Combined (mixed) aircraft engines – creating thrust, consisting of the reaction force of the flow of combustion products, flowing out of the engine, and the thrust created by conventional or special propeller (propeller fan). The main types of combined engines are: turboprop engines (TVD); double-circuit turbojet engines (DTRD); propeller-fan aircraft engines (PAF).

Turbojet, turboprop, twin-circuit and propeller-fan aircraft engines are united by a common name – gas-turbine aircraft engines (GTEs).

Aircraft engines have special requirements for reliability, specific power or thrust-to-weight ratio, specific fuel consumption, as well as for overall dimensions and shape.

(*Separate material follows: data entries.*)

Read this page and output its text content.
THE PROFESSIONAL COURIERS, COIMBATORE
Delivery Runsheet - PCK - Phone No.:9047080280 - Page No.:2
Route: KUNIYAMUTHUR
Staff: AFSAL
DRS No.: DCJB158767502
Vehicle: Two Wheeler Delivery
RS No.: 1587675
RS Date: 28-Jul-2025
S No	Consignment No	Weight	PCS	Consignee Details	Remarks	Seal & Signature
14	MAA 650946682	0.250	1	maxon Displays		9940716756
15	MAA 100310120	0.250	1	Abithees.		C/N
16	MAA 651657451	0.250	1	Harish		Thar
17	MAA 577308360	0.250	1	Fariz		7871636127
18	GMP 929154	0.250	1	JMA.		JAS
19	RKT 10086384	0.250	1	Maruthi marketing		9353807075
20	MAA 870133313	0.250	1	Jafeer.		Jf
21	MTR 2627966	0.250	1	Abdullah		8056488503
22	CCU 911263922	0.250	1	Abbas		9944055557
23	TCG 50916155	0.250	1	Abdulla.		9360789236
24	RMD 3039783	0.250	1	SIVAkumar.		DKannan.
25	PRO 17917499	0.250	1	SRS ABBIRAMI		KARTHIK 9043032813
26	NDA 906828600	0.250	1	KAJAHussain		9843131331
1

Obsolete concepts of unrealized projects:

  • Steam Aviation Engine

In service or in operation in the past:

  • Piston aircraft engine
  • Gas turbine engine
  • Pulsejet engine
  • Turboprop engine
  • Turbofan engine
  • Air-jet engine, Jet engine
  • Rocket Engine

Promising concepts:

  • Nuclear aircraft engine
  • Aviation electric motor – has dominated aircraft modeling since the early 2000s. It has been widely used on UAVs since the mid-2000s. Light-engine manned airplanes with electric engines are being created.